- Associated Press - Thursday, May 5, 2016

HONOLULU (AP) - The 2016 Hawaii legislative session has ended, and Hawaii lawmakers have passed dozens of bills including those to ban sex trafficking and combat homelessness.

Record-high temperatures have left teachers and students in Hawaii’s schools saying they can’t focus because of the heat, so lawmakers approved $100 million to cool 1,000 classrooms. They also gave more money to tackle the highest rate of homelessness in the U.S. - $12 million in new funding, which is the largest amount given in recent years.

“If I was giving this session a grade, I would give it a solid ‘B,’” said Gov. David Ige. “There are so many issues that have festered in our community for such a long time that we were successful in moving forward.”

But hundreds of other bills died when they weren’t passed Thursday, the last day of the legislative session. Among those were measures to regulate fantasy sports, set rules for operating drones and allow women to get birth control from pharmacists.

Lawmakers say they plan to take up many of the proposals again next year, including those to increase police accountability and reduce prison overcrowding.

Hawaii has the highest rate of residents using rooftop solar panels in the nation, and lawmakers wanted to offer incentives or rebates to those who buy batteries to store their renewable energy. But bills to offer those incentives died when House and Senate negotiators couldn’t reach agreement.

“The market is right,” said Rep. Chris Lee. “We’re seeing batteries being installed in Hawaii right now.”

With Hawaii’s prisons bursting at the seams and inmates being sent to the mainland, lawmakers say reducing prison overcrowding should be a priority in future sessions. This year, lawmakers passed a bill to allow incarcerated people who committed misdemeanors to be released early, but they say conditions in Hawaii’s aging prisons still need improvement.

“Our prison systems right now are overcrowded and the key to reduce that and save taxpayers millions of dollars is to reduce recidivism and that’s by training,” said House Vice Speaker John Mizuno. “If we give our people that are incarcerated a trade, a job skill and have them in a strong support group, we can truly reduce prison populations.”
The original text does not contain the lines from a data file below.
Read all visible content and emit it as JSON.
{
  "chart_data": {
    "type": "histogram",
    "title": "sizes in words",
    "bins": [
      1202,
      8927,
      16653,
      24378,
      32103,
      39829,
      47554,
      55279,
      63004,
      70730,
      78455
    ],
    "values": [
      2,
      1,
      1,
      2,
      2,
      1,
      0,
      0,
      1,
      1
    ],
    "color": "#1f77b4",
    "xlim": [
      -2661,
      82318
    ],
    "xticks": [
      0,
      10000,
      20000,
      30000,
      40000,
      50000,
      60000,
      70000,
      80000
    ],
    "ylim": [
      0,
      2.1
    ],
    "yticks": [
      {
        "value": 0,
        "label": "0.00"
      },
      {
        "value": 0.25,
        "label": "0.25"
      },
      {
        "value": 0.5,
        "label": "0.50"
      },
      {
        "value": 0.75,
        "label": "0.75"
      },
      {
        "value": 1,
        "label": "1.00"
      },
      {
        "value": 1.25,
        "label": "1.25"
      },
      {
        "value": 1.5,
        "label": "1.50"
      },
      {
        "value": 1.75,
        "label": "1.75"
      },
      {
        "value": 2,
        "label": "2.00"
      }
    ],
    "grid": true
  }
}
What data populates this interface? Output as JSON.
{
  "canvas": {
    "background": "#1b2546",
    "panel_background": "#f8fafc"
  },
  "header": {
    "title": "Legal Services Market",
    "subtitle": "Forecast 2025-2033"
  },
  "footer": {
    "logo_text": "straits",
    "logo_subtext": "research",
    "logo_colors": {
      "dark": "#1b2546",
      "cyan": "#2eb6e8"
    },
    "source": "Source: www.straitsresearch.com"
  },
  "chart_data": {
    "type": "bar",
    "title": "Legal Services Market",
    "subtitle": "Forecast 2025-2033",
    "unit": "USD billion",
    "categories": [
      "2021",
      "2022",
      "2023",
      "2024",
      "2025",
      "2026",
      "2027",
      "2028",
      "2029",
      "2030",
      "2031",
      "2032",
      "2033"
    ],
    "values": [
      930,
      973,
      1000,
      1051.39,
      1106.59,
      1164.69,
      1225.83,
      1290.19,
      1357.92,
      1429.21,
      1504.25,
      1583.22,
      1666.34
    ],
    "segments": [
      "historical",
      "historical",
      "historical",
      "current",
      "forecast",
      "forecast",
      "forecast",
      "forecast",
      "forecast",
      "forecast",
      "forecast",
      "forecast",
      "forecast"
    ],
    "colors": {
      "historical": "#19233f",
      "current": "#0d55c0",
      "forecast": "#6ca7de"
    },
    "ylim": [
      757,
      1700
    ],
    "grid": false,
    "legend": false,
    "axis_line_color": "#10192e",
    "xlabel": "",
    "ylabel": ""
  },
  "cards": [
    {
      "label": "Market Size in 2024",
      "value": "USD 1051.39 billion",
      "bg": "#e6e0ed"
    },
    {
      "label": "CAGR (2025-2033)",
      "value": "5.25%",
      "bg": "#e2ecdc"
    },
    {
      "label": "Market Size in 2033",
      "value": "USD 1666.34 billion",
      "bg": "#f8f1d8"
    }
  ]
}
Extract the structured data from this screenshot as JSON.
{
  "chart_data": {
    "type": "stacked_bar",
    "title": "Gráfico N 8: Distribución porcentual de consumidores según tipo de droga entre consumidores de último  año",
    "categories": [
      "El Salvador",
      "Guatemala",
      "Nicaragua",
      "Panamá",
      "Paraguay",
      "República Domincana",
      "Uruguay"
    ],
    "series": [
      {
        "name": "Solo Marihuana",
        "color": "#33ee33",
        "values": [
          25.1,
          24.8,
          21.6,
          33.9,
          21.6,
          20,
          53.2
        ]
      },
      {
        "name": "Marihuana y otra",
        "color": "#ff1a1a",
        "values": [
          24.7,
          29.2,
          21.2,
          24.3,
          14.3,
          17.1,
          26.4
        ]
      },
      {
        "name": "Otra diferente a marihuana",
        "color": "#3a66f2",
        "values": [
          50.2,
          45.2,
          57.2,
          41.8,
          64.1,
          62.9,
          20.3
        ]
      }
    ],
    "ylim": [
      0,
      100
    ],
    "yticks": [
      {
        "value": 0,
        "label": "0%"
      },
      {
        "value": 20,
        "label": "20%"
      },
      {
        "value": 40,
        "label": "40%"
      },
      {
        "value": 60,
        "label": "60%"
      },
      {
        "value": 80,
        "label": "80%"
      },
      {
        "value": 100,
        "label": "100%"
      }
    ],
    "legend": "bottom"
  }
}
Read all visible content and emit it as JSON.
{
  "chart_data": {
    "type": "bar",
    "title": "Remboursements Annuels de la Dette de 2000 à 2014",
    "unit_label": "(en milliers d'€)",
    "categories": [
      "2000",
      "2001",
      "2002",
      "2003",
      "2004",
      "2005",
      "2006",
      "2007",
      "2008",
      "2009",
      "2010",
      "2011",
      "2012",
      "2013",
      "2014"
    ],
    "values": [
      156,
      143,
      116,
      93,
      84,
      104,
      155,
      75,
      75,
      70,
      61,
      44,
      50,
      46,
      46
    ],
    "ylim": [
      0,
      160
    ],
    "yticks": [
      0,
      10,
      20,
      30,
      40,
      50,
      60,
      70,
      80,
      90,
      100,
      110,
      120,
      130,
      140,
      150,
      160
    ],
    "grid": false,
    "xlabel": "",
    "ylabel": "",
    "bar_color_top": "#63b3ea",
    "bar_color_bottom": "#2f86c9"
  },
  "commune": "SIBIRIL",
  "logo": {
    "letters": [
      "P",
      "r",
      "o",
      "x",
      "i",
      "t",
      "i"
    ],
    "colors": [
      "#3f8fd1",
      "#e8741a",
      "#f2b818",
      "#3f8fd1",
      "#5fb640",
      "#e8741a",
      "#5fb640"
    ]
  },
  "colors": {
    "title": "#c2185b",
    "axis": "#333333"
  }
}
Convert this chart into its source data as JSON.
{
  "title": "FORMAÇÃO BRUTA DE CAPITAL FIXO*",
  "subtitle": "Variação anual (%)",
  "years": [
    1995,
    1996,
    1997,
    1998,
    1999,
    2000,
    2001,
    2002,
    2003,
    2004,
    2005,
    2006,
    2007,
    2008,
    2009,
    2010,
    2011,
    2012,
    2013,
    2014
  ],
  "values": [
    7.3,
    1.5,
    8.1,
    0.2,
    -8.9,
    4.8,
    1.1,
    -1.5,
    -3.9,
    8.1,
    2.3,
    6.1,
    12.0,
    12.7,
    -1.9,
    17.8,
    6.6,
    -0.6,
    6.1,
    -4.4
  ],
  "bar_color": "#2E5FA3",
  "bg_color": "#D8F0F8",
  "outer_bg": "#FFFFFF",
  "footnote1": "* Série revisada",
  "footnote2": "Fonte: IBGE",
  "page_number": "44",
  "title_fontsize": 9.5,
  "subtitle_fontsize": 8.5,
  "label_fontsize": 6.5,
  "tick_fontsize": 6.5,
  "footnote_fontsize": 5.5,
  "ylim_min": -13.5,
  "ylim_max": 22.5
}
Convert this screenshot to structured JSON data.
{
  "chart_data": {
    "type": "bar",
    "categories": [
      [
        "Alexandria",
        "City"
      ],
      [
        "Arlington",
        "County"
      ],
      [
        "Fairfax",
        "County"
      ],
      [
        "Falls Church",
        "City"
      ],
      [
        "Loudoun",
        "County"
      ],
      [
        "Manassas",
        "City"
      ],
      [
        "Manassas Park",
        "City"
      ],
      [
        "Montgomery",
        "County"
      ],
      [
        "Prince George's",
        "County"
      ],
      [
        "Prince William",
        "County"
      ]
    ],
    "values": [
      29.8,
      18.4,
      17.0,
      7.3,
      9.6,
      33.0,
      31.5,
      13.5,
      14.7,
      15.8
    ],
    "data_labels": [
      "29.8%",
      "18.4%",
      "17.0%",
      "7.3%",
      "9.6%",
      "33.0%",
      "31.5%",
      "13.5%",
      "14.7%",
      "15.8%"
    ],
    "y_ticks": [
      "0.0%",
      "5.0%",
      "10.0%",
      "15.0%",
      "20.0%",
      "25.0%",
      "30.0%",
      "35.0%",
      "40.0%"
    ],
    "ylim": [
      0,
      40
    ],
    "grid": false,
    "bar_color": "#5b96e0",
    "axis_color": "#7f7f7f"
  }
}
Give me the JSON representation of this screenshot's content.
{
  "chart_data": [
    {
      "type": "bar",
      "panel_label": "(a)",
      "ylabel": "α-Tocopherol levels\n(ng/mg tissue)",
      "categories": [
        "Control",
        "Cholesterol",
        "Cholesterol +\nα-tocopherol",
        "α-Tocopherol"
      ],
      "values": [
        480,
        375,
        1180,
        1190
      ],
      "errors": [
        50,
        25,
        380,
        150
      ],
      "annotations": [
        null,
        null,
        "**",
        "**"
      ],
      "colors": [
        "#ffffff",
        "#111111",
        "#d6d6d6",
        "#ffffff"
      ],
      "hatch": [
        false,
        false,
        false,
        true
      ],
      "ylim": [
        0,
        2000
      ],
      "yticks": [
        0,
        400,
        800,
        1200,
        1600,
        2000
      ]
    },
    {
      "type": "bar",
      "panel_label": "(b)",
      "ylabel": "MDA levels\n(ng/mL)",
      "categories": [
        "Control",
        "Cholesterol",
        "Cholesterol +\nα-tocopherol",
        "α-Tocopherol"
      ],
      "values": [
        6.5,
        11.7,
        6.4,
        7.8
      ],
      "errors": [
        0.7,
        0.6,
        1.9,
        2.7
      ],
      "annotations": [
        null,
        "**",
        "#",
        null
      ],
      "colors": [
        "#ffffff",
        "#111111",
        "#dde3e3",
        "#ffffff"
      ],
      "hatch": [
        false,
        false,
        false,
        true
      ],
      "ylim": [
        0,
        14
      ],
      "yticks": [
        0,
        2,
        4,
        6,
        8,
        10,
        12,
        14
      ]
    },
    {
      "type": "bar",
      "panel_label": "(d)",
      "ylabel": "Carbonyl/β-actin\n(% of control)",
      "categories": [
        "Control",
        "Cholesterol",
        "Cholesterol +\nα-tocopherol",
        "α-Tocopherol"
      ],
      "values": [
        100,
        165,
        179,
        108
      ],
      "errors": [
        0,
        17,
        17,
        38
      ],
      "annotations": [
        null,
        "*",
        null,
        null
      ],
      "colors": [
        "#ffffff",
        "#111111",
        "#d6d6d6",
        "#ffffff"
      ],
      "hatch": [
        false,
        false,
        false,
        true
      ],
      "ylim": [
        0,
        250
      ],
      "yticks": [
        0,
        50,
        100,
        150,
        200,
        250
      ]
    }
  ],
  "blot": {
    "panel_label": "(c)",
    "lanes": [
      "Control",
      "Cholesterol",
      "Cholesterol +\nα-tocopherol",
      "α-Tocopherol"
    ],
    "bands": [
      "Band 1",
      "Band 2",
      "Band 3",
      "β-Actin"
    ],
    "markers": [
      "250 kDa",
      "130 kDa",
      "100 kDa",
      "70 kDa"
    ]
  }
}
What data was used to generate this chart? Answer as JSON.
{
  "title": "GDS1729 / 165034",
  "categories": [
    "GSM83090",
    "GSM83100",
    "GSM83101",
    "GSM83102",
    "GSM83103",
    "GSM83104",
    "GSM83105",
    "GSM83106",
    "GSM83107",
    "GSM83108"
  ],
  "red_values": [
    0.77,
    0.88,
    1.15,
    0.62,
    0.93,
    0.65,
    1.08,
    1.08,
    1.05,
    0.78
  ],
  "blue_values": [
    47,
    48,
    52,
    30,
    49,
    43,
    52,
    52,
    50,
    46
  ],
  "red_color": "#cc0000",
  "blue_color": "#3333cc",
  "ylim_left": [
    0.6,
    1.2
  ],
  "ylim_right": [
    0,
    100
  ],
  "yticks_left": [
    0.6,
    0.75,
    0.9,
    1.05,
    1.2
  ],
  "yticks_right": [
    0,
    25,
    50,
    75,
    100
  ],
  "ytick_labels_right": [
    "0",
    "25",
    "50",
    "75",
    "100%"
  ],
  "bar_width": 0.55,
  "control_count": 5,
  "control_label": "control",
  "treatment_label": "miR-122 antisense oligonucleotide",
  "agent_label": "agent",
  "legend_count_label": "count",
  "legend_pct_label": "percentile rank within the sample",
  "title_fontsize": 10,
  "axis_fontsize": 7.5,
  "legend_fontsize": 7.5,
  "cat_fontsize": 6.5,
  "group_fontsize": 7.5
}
After police reform measures including those to require body cameras and establish a training standards board failed, lawmakers say they plan to consider the bills again next year.

“I think if there’s any opposition, it should be able to get overcome once the fear factor is gone,” said Sen. Will Espero, adding that Hawaii is the only state in the nation without a police standards training board.

Meanwhile, a bill to allow psychologists to prescribe medication passed the Senate but hit trouble in the House. Sen. Rosalyn Baker says Hawaii should focus on addressing a lack of mental health services, especially on rural islands.

“It’s really about access to care to make sure that we have services that are available,” said Baker.

Another proposal to allow terminally-ill patients to try experimental drugs passed both chambers, but was vetoed by the governor. The bill was met with opposition from the Attorney General’s Office who said it would bypass U.S. Food and Drug Administration rules.

“We’re a very liberal state, but were very risk averse,” said Sen. Josh Green. “We need to start being bigger than some of our small-time, provisional approaches to helping people.”